In July 1990, one month before Iraq invaded Kuwait, Secretary of Defense Dick Cheney asked Congress for more A-12 money, but his request was rebuffed — an indication that the military budget decline was serious.
After Iraq invaded Kuwait, the budgeteers had to scramble for even more money. This fight for funds combined with the impending military action guaranteed that some programs would be radically slowed, reduced or eliminated.
The A-12 ended up as one of those terminated programs.
Cheney withdrew his support for the A-12 contract on Jan. 5, 1991, freeing more than $500 million for the impending war effort that began 10 days later. On the other hand, the F-22 squeaked through, even though the Air Force did not procure its original requirement of 750 F-22s. It eventually managed to squeeze 187 of them out of the budget.
In this case, when black and gray programs competed, the gray program — a lighter shade at that — survived in Darwinian fashion. Even though the A-12 was predicted to cost much less, Congress bankrolled the F-22 while the Navy watched in tears as its A-12 program was carted away.
And since the A-12 was secret, the branch couldn’t mount a public defense.
Which is not to say the A-12 program was in good shape otherwise, as David Montgomery explained in Air Force magazine in 1991. In fact, workers were having a hard time building the prototypes.
“The biggest problem, say officials, stemmed from the difficulties of creating and applying highly advanced composite material in the radar-evading stealth plane,” Montgomery wrote.
The two contractors had inadequate experience with this material to carry out the project smoothly and with a minimum of delay.
Evident mutual suspicion between the two contractors compounded the problem. One Pentagon analyst who studied the issue said the two A-12 contractors appeared loath to share sensitive technology to further the A-12 program. The reason: They were competitors on another project — the program to build the Air Force’s Advanced Tactical Fighter.
“There were technologies that could have helped in the overall [A-12] effort, but they weren’t willing to share those,” said the analyst. “If you have a technological advantage, how willing are you to share that if … it could help you in some other program?”
An overly ambitious schedule exacerbated the problem. Under the original timetable, the contractors planned first flight for June 17,1990. They mapped out a design-to-assembly schedule of only nine months, far shorter than the fourteen months normally allotted for such an effort.

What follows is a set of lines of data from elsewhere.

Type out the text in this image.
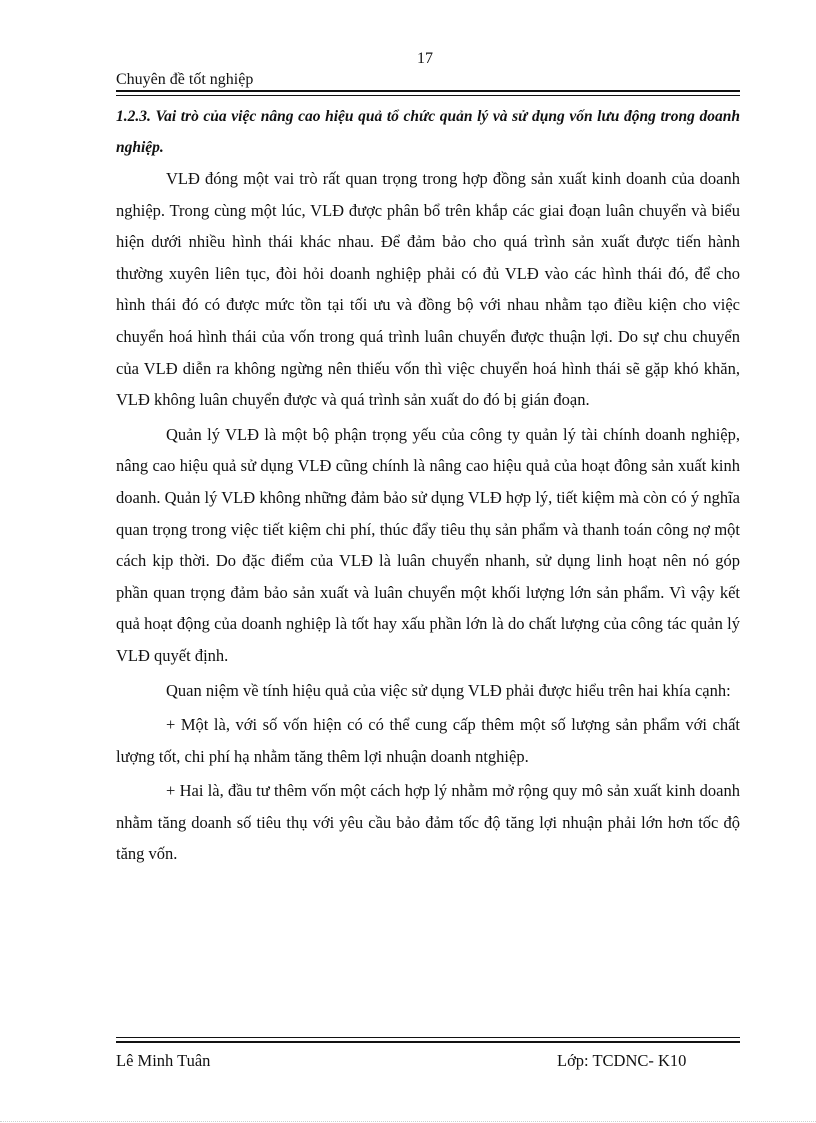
17
Chuyên đề tốt nghiệp

1.2.3. Vai trò của việc nâng cao hiệu quả tổ chức quản lý và sử dụng vốn lưu động trong doanh nghiệp.

VLĐ đóng một vai trò rất quan trọng trong hợp đồng sản xuất kinh doanh của doanh nghiệp. Trong cùng một lúc, VLĐ được phân bổ trên khắp các giai đoạn luân chuyển và biểu hiện dưới nhiều hình thái khác nhau. Để đảm bảo cho quá trình sản xuất được tiến hành thường xuyên liên tục, đòi hỏi doanh nghiệp phải có đủ VLĐ vào các hình thái đó, để cho hình thái đó có được mức tồn tại tối ưu và đồng bộ với nhau nhằm tạo điều kiện cho việc chuyển hoá hình thái của vốn trong quá trình luân chuyển được thuận lợi. Do sự chu chuyển của VLĐ diễn ra không ngừng nên thiếu vốn thì việc chuyển hoá hình thái sẽ gặp khó khăn, VLĐ không luân chuyển được và quá trình sản xuất do đó bị gián đoạn.

Quản lý VLĐ là một bộ phận trọng yếu của công ty quản lý tài chính doanh nghiệp, nâng cao hiệu quả sử dụng VLĐ cũng chính là nâng cao hiệu quả của hoạt đông sản xuất kinh doanh. Quản lý VLĐ không những đảm bảo sử dụng VLĐ hợp lý, tiết kiệm mà còn có ý nghĩa quan trọng trong việc tiết kiệm chi phí, thúc đẩy tiêu thụ sản phẩm và thanh toán công nợ một cách kịp thời. Do đặc điểm của VLĐ là luân chuyển nhanh, sử dụng linh hoạt nên nó góp phần quan trọng đảm bảo sản xuất và luân chuyển một khối lượng lớn sản phẩm. Vì vậy kết quả hoạt động của doanh nghiệp là tốt hay xấu phần lớn là do chất lượng của công tác quản lý VLĐ quyết định.

Quan niệm về tính hiệu quả của việc sử dụng VLĐ phải được hiểu trên hai khía cạnh:

+ Một là, với số vốn hiện có có thể cung cấp thêm một số lượng sản phẩm với chất lượng tốt, chi phí hạ nhằm tăng thêm lợi nhuận doanh ntghiệp.

+ Hai là, đầu tư thêm vốn một cách hợp lý nhằm mở rộng quy mô sản xuất kinh doanh nhằm tăng doanh số tiêu thụ với yêu cầu bảo đảm tốc độ tăng lợi nhuận phải lớn hơn tốc độ tăng vốn.

Lê Minh Tuân	Lớp: TCDNC- K10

Workers in top-secret areas of plants operated by General Dynamics in Fort Worth, Texas, and by McDonnell Douglas in Saint Louis, Missouri, would spend four and a half months on subassembly. Sections would be shipped to Tulsa, Oklahoma, for final assembly.
According to the report, the manufacturers were only feeling their way along. They lacked proper tooling, missed key target dates at various steps in the development process, and were forced to issue “stop work orders” because of engineering problems. Delays in the arrival of parts further delayed production.
By contrast, the Air Force insists that B-21 development is proceeding without any major complications. Of course, the B-21 program also is highly secret, meaning it’s impossible for outsiders to verify the Air Force’s sanguine claims.
But if the B-21 does fly in 2021, as planned and ends up including the air-to-air capabilities that have been proposed, it could finally fulfill the A-12’s multi-role promise from nearly 30 years ago.